No processo T-114/00,

Aktionsgemeinschaft Recht und Eigentum eV, com sede em Borken (Alemanha), representada por M. Pechstein, professor,

recorrente,

contra

Comissão das Comunidades Europeias , representada por D. Triantafyllou e K.-D. Borchardt, na qualidade de agentes, com domicílio escolhido no Luxemburgo,

recorrida,

apoiada por

República Federal da Alemanha, representada inicialmente por W.-D. Plessing e T. Jürgensen, seguidamente por W.-D. Plessing e M. Lumma, na qualidade de agentes,

interveniente,

que tem por objecto um pedido de anulação da decisão da Comissão de 22 de Dezembro de 1999 relativa ao projecto de auxílios de Estado n.° 506/99,

O TRIBUNAL DE PRIMEIRA INSTÂNCIA

DAS COMUNIDADES EUROPEIAS (Quarta Secção Alargada),

composto por: M. Vilaras, presidente, V. Tiili, J. Pirrung, P. Mengozzi e A. W. H. Meij, juízes,

secretário: D. Christensen, administradora,

vistos os autos e após a audiência de 7 de Março de 2002,

profere o presente

Acórdão

Os factos

1.
    A recorrente, Aktionsgemeinschaft Recht und Eigentum eV (colectivo de defesa do direito e da propriedade), é uma associação que reúne grupos de pessoas preocupadas com os problemas relacionados com a propriedade nos sectores da agricultura e da silvicultura, pessoas deslocadas e expropriadas, vítimas de confiscação nos sectores da indústria, do artesanato e do comércio e pequenas e médias empresas que tinham a sua sede e a sua pátria na antiga zona de ocupação soviética ou na ex-República Democrática Alemã.

2.
    Na sequência da reunificação da Alemanha no decurso do ano de 1990, cerca de 1,8 milhões de hectares de terras agrícolas e silvícolas foram transferidas do património do Estado da República Democrática Alemã para o da República Federal da Alemanha.

3.
    Ao abrigo da Ausgleichsleistungsgesetz (lei alemã sobre compensações), que constitui o § 2 da Entschädigungs- und Ausgleichsleistungsgesetz (lei alemã sobre compensações e indemnizações, a seguir «EALG») e que entrou em vigor em 1 de Dezembro de 1994, as terras agrícolas situadas na ex-República Democrática Alemã detidas pelo Treuhandanstalt, organismo de direito público encarregado da reestruturação das antigas empresas da ex-República Democrática Alemã, podiam ser adquiridas por diversas categorias de pessoas a um preço inferior a metade do seu real valor venal.

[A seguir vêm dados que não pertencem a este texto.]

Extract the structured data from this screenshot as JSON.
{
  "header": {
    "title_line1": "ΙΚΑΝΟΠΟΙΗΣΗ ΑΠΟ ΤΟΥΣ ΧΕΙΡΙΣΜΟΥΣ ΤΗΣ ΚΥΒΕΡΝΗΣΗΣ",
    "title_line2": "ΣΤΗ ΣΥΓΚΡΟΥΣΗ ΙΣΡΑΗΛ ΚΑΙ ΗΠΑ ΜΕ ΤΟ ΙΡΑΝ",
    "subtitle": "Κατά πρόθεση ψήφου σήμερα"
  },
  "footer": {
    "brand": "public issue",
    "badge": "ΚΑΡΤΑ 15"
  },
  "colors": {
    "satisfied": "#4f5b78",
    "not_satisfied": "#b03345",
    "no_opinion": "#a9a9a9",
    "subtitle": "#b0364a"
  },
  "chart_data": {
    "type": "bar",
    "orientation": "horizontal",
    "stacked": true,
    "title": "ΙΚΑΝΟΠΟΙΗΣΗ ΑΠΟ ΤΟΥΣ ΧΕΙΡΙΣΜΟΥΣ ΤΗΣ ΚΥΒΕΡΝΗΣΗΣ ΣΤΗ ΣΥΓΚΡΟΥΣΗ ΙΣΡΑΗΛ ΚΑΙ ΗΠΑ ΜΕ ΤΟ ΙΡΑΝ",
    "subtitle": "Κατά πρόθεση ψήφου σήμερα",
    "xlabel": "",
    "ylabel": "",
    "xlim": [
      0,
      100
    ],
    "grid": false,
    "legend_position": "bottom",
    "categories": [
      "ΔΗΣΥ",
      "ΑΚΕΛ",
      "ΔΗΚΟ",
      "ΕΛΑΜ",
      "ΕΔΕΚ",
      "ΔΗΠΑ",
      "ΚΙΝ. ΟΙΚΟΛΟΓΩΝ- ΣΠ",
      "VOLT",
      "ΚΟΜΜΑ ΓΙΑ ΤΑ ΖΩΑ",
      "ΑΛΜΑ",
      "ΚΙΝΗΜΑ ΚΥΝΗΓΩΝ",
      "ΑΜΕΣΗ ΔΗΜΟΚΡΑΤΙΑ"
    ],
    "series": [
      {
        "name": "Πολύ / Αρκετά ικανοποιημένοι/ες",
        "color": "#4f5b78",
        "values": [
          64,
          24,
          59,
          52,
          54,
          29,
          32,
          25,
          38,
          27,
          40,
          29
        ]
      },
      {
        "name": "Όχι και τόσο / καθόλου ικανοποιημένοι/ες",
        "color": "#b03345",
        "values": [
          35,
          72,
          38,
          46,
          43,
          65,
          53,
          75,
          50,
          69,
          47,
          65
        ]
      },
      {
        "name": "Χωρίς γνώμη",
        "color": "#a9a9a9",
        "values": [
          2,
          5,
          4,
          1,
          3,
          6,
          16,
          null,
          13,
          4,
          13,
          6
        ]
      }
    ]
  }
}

Inserem-se nestas categorias, prioritariamente e na condição de terem residido no local em 3 de Outubro de 1990 e de terem, o mais tardar em 1 de Outubro de 1996, celebrado um contrato de arrendamento de longa duração tendo por objecto terras antigamente propriedade do povo e a serem privatizadas pelo Treuhandanstalt, as pessoas que detinham um arrendamento de longa duração, os sucessores das antigas cooperativas de produção agrícola, as pessoas reinstaladas expropriadas entre 1945 e 1949 ou após a criação da República Democrática Alemã e que, desde então, exploram de novo terras e os agricultores descritos como pessoas novamente instaladas que, antigamente, não possuíam terras nos novos Länder. Inscrevem-se nestas categorias, a título subsidiário, os antigos proprietários expropriados antes de 1949 e que não beneficiaram da restituição dos seus bens e não retomaram uma actividade agrícola no local. Estes últimos só podem adquirir as superfícies agrícolas que não tenham sido adquiridas pelos beneficiários a título principal.

4.
    Esta lei previa também a possibilidade de aquisição de terras silvícolas de forma preferencial, bem como a definição legal das categorias das pessoas a quem esta respeitava.

5.
    Na sequência de denúncias respeitantes a este programa de aquisição de terras, apresentadas por nacionais alemães e por nacionais de outros Estados-Membros, a Comissão deu início, em 18 de Março de 1998, a um procedimento de exame nos termos do artigo 93.°, n.° 2, do Tratado CE (actual artigo 88.°, n.° 2, CE) (JO 1998, C 215, p. 7).

6.
    Através da Decisão 1999/268/CE, de 20 de Janeiro de 1999, relativa à aquisição de terras nos termos da lei sobre compensações (JO L 107, p. 21) (a seguir «decisão de 20 de Janeiro de 1999»), tomada na sequência do procedimento de exame nos termos do artigo 88.°, n.° 2, CE, a Comissão declarou que o programa de aquisição de terras era incompatível com o mercado comum, na medida em que os auxílios que concede estão ligados com a condição de residência no local em 3 de Outubro de 1990 e ultrapassem o limite máximo de intensidade da ajuda para a aquisição de terras agrícolas, estando este limite fixado em 35% para as superfícies agrícolas das zonas não desfavorecidas nos termos do Regulamento (CE) n.° 950/97 do Conselho, de 20 de Maio de 1997, relativo à melhoria da eficácia das estruturas agrícolas (JO L 142, p. 1). No que respeita, especificamente, à condição de residência no local em 3 de Outubro de 1990 prevista pela lei sobre compensações, a Comissão considerou o seguinte:

«[...] a lei favorece as pessoas [singulares] e colectivas dos novos Länder em relação àquelas que não têm residência ou sede na Alemanha, sendo susceptível de constituir uma infracção à proibição de discriminação prevista nos artigos 52.° a 58.° [do Tratado CE].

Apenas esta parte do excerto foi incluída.